Купец. Но я скажу больше: нужно запретить вам объявлять войну кому бы то ни было, а иначе ты всегда будешь грабить под этим предлогом и всегда найдешь себе отличное оправдание.
Франц. Как? Ты хочешь сказать, что нам нельзя ни воевать, ни объявлять войну?
Купец. Да, вот именно. Без согласия и одобрения князей — нельзя!
Франц. Тогда ответь мне на один вопрос: знать имеет право на существование?
Купец. Думаю, что имеет.
Франц. Стало быть, знатными следует считать только князей?
Купец. Нет, не только: графов, которые стоят ниже князей, я тоже зову знатью, да и вам, рыцарям, не считаю нужным отказывать в этом звании, однако лишь постольку, поскольку жизнь ваша украшена добродетелью. Видишь ли, я уже давно свыкся с мыслью (и не предполагаю от нее отказываться), что начало знатности — это добродетель и что вместе с добродетелью утрачивается и знатность.

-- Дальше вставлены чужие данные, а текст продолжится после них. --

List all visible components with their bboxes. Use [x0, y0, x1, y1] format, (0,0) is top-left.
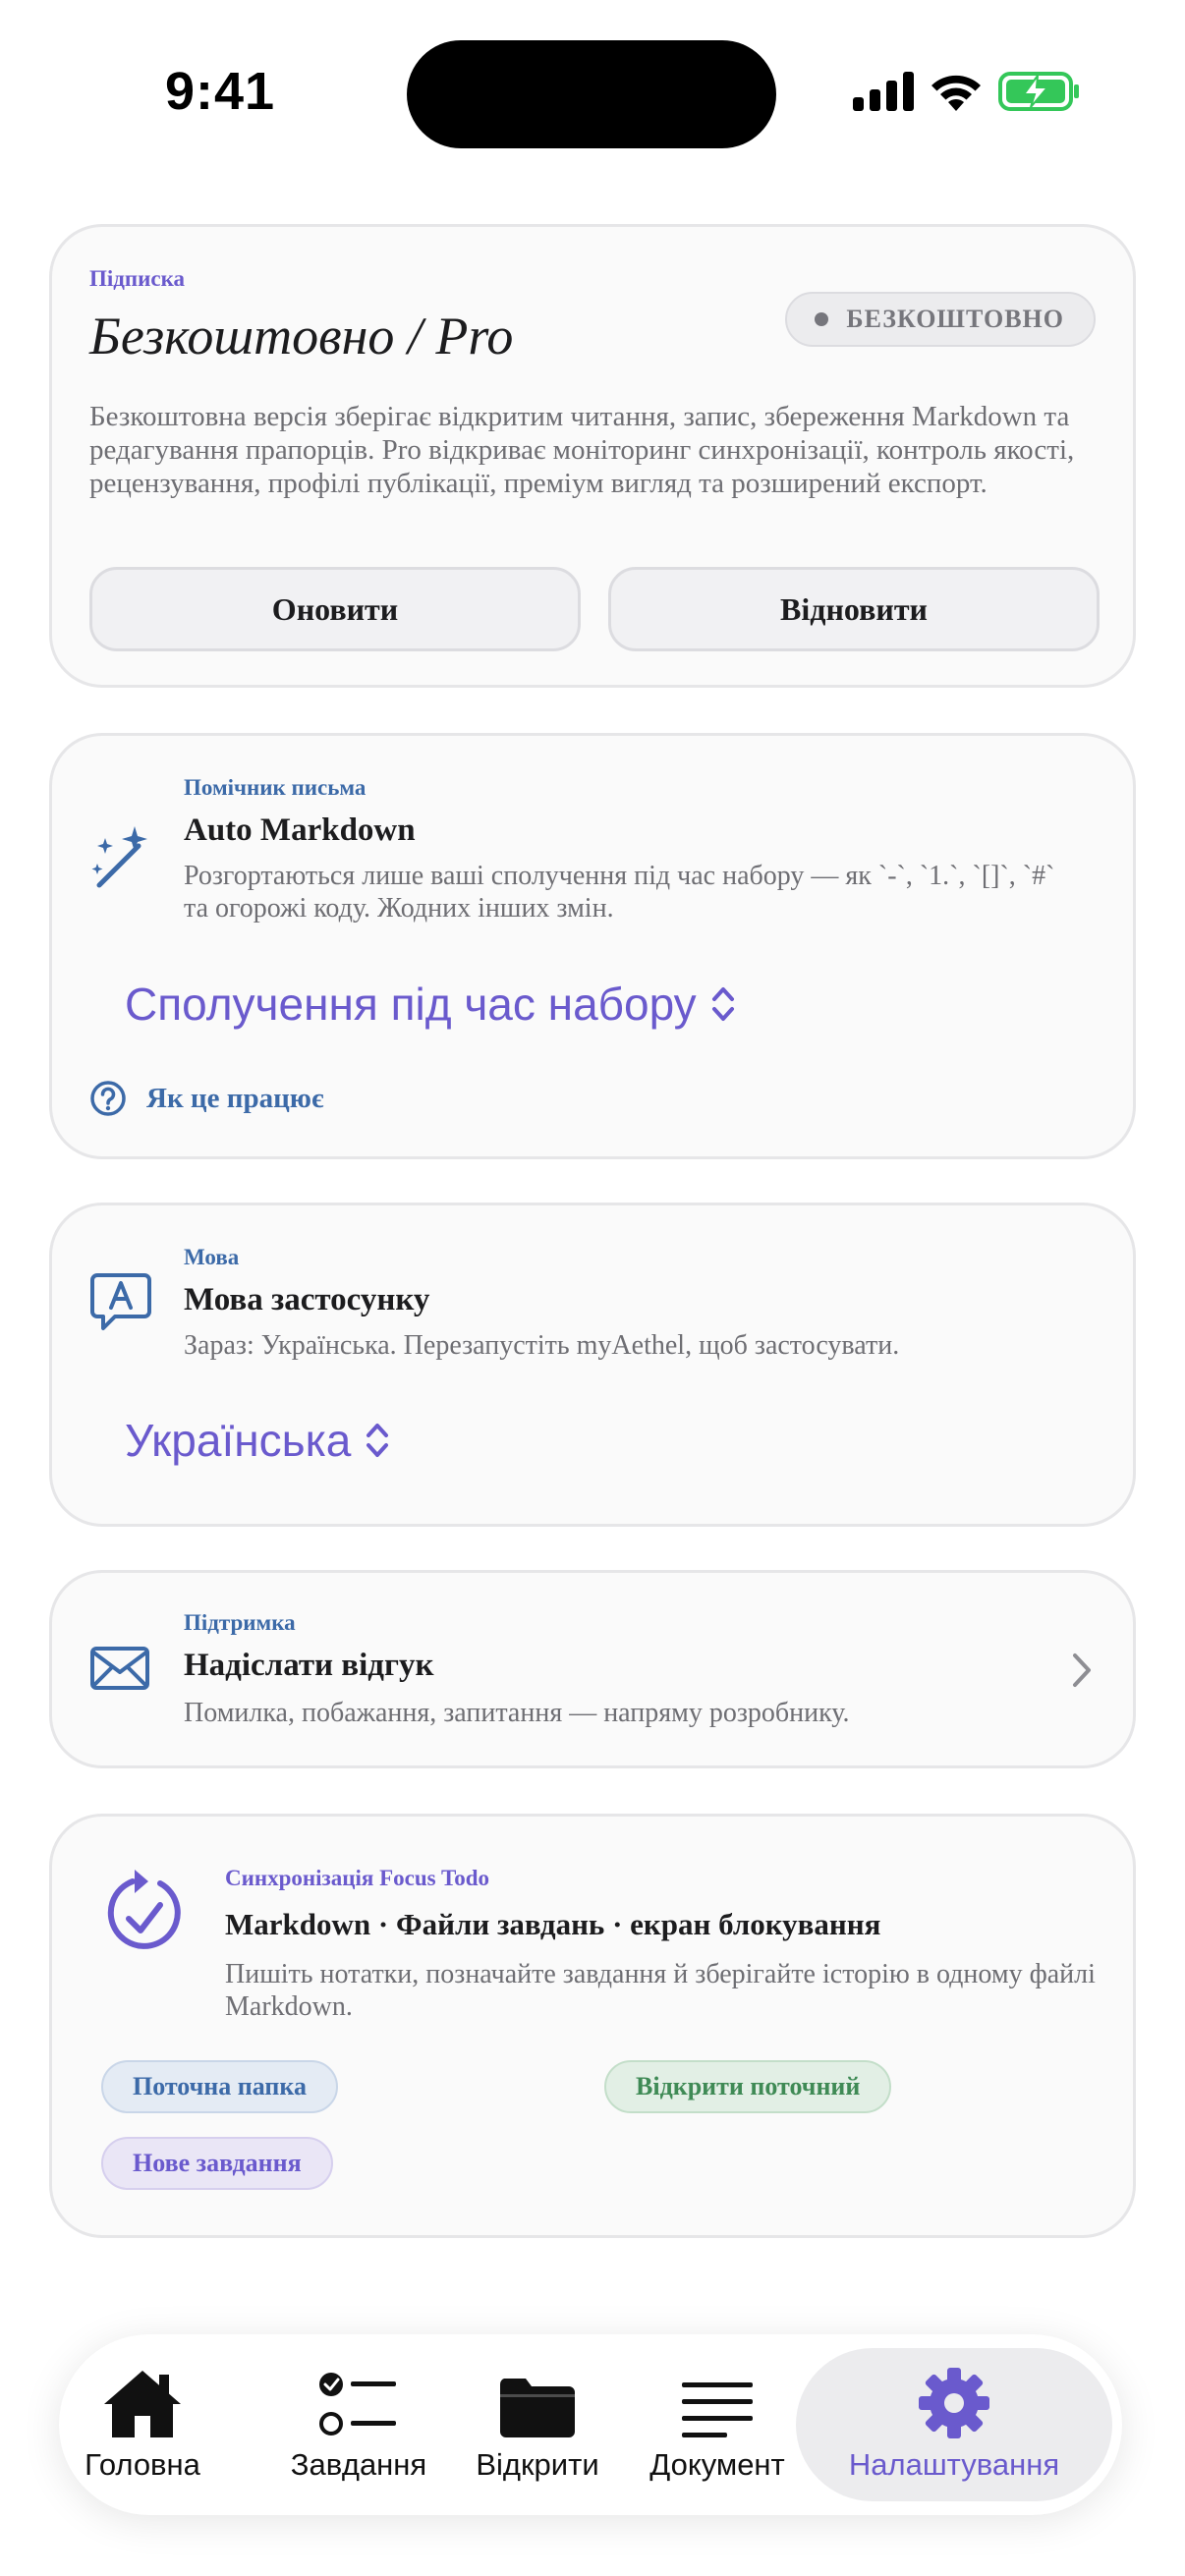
magic-wand-icon: [91, 826, 147, 888]
upgrade-button[interactable]: Оновити: [89, 567, 581, 651]
feedback-row[interactable]: Підтримка Надіслати відгук Помилка, поба…: [49, 1570, 1136, 1768]
plan-status-badge: БЕЗКОШТОВНО: [785, 292, 1096, 347]
tab-tasks-label: Завдання: [290, 2447, 427, 2482]
status-icons: [853, 71, 1081, 112]
writing-helper-eyebrow: Помічник письма: [184, 775, 367, 800]
chevron-right-icon: [1073, 1653, 1091, 1687]
gear-icon: [919, 2368, 989, 2438]
dynamic-island: [407, 40, 776, 148]
wifi-icon: [931, 75, 981, 111]
focus-todo-title: Markdown · Файли завдань · екран блокува…: [225, 1907, 881, 1941]
tab-home-label: Головна: [85, 2447, 200, 2482]
cellular-signal-icon: [853, 72, 914, 111]
current-folder-button[interactable]: Поточна папка: [101, 2060, 338, 2113]
tab-open-label: Відкрити: [476, 2447, 599, 2482]
folder-icon: [499, 2379, 575, 2437]
focus-todo-card: Синхронізація Focus Todo Markdown · Файл…: [49, 1814, 1136, 2238]
language-description: Зараз: Українська. Перезапустіть myAethe…: [184, 1330, 900, 1361]
tab-settings[interactable]: Налаштування: [796, 2334, 1112, 2515]
tab-bar: Головна Завдання Відкрити Документ Налаш…: [59, 2334, 1122, 2515]
chevron-up-down-icon: [367, 1424, 389, 1457]
writing-helper-description: Розгортаються лише ваші сполучення під ч…: [184, 861, 1055, 924]
support-title: Надіслати відгук: [184, 1648, 434, 1683]
focus-todo-eyebrow: Синхронізація Focus Todo: [225, 1866, 489, 1890]
focus-todo-description: Пишіть нотатки, позначайте завдання й зб…: [225, 1959, 1096, 2022]
plan-status-label: БЕЗКОШТОВНО: [846, 305, 1064, 333]
tab-tasks[interactable]: Завдання: [275, 2334, 442, 2515]
status-time: 9:41: [165, 62, 276, 121]
support-description: Помилка, побажання, запитання — напряму …: [184, 1698, 850, 1728]
open-current-button[interactable]: Відкрити поточний: [604, 2060, 892, 2113]
support-eyebrow: Підтримка: [184, 1610, 296, 1635]
subscription-eyebrow: Підписка: [89, 266, 186, 291]
status-dot-icon: [815, 312, 829, 326]
battery-charging-icon: [998, 72, 1079, 111]
new-task-button[interactable]: Нове завдання: [101, 2137, 333, 2190]
house-icon: [104, 2371, 181, 2437]
how-it-works-link[interactable]: Як це працює: [89, 1080, 323, 1117]
checklist-icon: [319, 2373, 396, 2436]
language-eyebrow: Мова: [184, 1245, 240, 1269]
text-lines-icon: [682, 2382, 753, 2437]
tab-open[interactable]: Відкрити: [464, 2334, 611, 2515]
restore-button[interactable]: Відновити: [608, 567, 1100, 651]
subscription-description: Безкоштовна версія зберігає відкритим чи…: [89, 401, 1075, 499]
auto-markdown-picker-value: Сполучення під час набору: [125, 979, 697, 1030]
language-title: Мова застосунку: [184, 1282, 430, 1317]
subscription-title: Безкоштовно / Pro: [89, 307, 514, 365]
sync-check-icon: [107, 1870, 181, 1949]
question-circle-icon: [90, 1081, 126, 1116]
tab-home[interactable]: Головна: [69, 2334, 216, 2515]
tab-document-label: Документ: [649, 2447, 785, 2482]
tab-settings-label: Налаштування: [848, 2447, 1060, 2482]
language-card: Мова Мова застосунку Зараз: Українська. …: [49, 1203, 1136, 1527]
chevron-up-down-icon: [711, 987, 734, 1021]
subscription-card: Підписка Безкоштовно / Pro БЕЗКОШТОВНО Б…: [49, 224, 1136, 688]
envelope-icon: [90, 1647, 149, 1690]
language-picker-value: Українська: [125, 1415, 352, 1466]
auto-markdown-picker[interactable]: Сполучення під час набору: [125, 978, 736, 1031]
translate-bubble-icon: [90, 1273, 151, 1330]
language-picker[interactable]: Українська: [125, 1414, 390, 1467]
writing-helper-title: Auto Markdown: [184, 812, 416, 848]
tab-document[interactable]: Документ: [639, 2334, 796, 2515]
how-it-works-label: Як це працює: [146, 1082, 324, 1114]
writing-helper-card: Помічник письма Auto Markdown Розгортают…: [49, 733, 1136, 1159]
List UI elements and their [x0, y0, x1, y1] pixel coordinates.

Франц. Ты прав. Я держусь того мнения, что добродетель по наследству не передается, а потому, чем более тяжкий проступок обременяет совесть человека, тем дальше пусть будет он в наших глазах от истинной знати — даже если человек этот окажется князем. И я не отрицаю, что тот, кто не подражает славным деяниям своих предков, лишается и принадлежавших им преимуществ; мне до глубины души противны те, кого знатными почитает толпа; чей род древен, а жизнь порочна на новый лад, у кого много старинных портретов и никаких заслуг. Знай, что если в нашем роду найдутся люди, которые ведут свое происхождение от одного со мною корня, но живут грязно и низко, таких людей я не стану считать ни близкими, ни родичами, ни даже вообще дворянами и ничего общего иметь с ними не желаю.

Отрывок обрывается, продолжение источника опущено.